Multi-GPU training crashes after some time due to NVLink error (xid74)

MathiesW · November 24, 2022, 10:19am

I want to train my model on a dual GPU set-up using Trainer(gpus=2, strategy=‘ddp’). To my understanding, Lightning sets up Distributed training under the hood. The training starts as expected but after a few iterations, one of my GPUs crashes. nvidia-smi lists the GPU as “GPU is lost”, syslog shows Xid error 74, which according to Nvidia documentation relates to fatal NVLink error on all four links.

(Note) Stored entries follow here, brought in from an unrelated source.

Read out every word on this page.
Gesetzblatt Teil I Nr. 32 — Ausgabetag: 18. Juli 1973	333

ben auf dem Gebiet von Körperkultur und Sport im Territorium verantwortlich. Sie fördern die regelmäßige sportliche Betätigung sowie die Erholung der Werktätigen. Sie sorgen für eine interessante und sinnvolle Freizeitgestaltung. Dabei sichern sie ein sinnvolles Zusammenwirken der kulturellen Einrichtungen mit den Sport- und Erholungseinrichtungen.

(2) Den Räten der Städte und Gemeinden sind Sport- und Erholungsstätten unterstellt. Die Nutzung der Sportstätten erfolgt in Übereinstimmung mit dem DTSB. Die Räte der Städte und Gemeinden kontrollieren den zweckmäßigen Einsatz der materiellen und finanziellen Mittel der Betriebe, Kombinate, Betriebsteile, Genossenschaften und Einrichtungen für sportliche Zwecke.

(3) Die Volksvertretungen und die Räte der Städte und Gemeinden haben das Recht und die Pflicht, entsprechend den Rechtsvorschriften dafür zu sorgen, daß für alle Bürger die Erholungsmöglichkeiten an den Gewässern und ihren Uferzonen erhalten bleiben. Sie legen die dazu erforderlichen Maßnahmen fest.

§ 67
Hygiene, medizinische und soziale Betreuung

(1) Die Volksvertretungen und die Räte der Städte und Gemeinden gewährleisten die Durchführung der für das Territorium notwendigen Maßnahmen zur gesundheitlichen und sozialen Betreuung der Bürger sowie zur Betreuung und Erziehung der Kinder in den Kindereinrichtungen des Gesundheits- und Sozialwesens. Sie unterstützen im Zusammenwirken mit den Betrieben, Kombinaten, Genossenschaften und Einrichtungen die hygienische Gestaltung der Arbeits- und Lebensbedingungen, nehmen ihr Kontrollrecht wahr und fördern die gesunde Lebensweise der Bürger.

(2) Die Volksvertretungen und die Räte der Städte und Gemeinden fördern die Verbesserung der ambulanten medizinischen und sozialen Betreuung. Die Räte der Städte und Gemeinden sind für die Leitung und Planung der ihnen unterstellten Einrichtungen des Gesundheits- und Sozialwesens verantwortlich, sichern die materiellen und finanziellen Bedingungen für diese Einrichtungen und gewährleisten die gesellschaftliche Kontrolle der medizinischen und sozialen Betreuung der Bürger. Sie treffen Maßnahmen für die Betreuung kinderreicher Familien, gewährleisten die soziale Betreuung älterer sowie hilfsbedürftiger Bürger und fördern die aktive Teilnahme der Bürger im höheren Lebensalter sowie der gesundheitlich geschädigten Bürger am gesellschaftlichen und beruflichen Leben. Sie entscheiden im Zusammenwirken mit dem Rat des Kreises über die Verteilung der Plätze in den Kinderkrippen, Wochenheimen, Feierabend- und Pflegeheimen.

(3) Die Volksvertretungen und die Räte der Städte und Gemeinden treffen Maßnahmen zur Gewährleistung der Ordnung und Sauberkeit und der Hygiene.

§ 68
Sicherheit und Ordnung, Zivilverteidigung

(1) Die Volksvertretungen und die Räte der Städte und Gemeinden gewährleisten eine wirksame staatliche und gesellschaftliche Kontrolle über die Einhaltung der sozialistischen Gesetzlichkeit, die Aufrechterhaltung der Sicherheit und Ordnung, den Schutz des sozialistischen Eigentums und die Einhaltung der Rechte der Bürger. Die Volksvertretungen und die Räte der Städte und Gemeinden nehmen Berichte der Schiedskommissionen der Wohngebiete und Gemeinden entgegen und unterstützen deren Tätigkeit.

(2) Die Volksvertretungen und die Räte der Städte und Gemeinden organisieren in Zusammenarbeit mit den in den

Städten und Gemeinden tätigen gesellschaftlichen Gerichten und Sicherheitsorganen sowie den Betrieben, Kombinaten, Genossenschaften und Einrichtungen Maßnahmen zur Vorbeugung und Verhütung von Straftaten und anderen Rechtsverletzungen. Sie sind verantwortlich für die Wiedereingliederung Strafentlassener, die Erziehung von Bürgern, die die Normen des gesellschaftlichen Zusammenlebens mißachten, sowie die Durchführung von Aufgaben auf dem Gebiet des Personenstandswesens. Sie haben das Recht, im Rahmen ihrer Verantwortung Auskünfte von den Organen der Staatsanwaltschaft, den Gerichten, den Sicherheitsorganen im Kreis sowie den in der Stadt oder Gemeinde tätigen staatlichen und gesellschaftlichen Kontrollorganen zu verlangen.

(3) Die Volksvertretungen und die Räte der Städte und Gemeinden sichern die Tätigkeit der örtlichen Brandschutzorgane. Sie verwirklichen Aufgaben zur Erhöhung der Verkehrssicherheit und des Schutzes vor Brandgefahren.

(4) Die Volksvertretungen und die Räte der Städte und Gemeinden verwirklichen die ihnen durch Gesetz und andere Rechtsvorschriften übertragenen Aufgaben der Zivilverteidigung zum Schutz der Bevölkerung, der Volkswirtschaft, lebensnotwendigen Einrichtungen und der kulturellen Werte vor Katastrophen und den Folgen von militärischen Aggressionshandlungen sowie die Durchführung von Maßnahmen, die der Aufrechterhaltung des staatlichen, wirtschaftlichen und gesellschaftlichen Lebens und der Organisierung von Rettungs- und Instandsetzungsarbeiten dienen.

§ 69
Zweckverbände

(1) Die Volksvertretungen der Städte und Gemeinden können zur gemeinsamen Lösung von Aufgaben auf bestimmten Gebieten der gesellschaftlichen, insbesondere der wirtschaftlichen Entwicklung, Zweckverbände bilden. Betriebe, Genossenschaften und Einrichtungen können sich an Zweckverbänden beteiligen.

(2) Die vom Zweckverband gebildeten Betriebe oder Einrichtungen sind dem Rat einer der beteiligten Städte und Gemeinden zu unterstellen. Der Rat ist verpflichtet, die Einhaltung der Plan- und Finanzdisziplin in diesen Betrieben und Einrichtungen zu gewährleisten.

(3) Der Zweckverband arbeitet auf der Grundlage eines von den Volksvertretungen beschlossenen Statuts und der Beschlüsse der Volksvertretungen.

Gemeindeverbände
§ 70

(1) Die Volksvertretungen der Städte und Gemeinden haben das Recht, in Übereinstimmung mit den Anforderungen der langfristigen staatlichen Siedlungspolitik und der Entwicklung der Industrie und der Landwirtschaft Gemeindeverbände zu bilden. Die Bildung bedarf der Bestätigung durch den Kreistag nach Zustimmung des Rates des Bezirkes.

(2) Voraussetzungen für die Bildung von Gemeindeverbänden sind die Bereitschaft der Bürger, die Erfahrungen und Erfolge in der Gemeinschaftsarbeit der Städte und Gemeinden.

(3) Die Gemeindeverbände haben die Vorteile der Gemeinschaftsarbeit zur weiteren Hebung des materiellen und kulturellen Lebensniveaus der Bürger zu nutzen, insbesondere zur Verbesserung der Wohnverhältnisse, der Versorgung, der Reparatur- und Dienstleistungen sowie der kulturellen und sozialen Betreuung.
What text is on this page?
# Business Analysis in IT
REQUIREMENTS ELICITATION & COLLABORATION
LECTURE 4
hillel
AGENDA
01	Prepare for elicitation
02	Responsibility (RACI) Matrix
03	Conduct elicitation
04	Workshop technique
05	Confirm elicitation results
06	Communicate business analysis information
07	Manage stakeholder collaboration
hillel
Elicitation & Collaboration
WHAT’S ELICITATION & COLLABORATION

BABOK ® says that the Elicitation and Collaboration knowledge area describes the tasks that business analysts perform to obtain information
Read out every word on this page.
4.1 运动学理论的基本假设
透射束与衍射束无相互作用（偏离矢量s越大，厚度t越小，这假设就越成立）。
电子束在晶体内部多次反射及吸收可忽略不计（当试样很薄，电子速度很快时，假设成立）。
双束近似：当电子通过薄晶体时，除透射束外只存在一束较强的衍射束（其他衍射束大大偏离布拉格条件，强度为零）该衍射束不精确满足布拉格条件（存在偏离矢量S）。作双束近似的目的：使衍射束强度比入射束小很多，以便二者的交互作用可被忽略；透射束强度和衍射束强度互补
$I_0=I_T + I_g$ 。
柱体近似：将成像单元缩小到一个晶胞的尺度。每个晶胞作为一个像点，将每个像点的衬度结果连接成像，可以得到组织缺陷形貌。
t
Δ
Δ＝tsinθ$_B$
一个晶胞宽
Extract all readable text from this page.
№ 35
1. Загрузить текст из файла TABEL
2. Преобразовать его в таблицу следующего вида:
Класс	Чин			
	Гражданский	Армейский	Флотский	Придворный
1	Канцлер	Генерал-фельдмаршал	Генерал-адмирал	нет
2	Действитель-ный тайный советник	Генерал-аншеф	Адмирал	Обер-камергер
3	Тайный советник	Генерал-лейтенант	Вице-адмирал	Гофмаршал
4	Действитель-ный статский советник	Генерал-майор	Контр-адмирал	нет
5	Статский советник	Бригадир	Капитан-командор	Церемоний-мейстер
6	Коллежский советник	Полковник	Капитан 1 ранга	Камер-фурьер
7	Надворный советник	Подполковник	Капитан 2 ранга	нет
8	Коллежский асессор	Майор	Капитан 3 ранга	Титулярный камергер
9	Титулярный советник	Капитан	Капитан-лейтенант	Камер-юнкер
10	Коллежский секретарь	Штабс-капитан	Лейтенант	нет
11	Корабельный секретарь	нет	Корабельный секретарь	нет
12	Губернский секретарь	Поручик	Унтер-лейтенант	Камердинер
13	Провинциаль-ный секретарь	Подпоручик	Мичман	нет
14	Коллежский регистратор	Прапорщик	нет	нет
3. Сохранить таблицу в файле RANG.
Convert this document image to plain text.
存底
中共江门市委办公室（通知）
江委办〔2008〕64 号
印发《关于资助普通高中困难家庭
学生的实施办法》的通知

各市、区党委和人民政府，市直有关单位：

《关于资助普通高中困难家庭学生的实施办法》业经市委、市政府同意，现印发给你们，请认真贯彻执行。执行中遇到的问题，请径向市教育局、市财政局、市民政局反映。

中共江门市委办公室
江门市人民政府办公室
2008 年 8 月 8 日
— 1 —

Shortly after, the “GPU has fallen off the bus” and only a hard reset restores my system. When using only one GPU, the training does not crash. Is this a problem with Lightning or my system?

Thank you in advance

System:
2xRTX3090 with NVLink bridge, 4 links with 14.062GB/s bandwidth each (nvidia-smi nvlink -s)
Ubuntu 22.04, CUDA 11.7.99 with cudnn 8.5.1, nccl 2.14.3

awaelchli · November 26, 2022, 11:12am

Hey @MathiesW

This is most definitely not an issue with Lightning/PyTorch. I’ve had this happen in the past multiple times and it was always due to a faulty/old GPU.

MathiesW · November 26, 2022, 11:29am

Hi @awaelchli, thank you for responding. I ran CUDA mem test without any errors so I was hoping it’s not my valuable hardware

Well, I will have another look into it and test my code on a similar system once I get the chance to.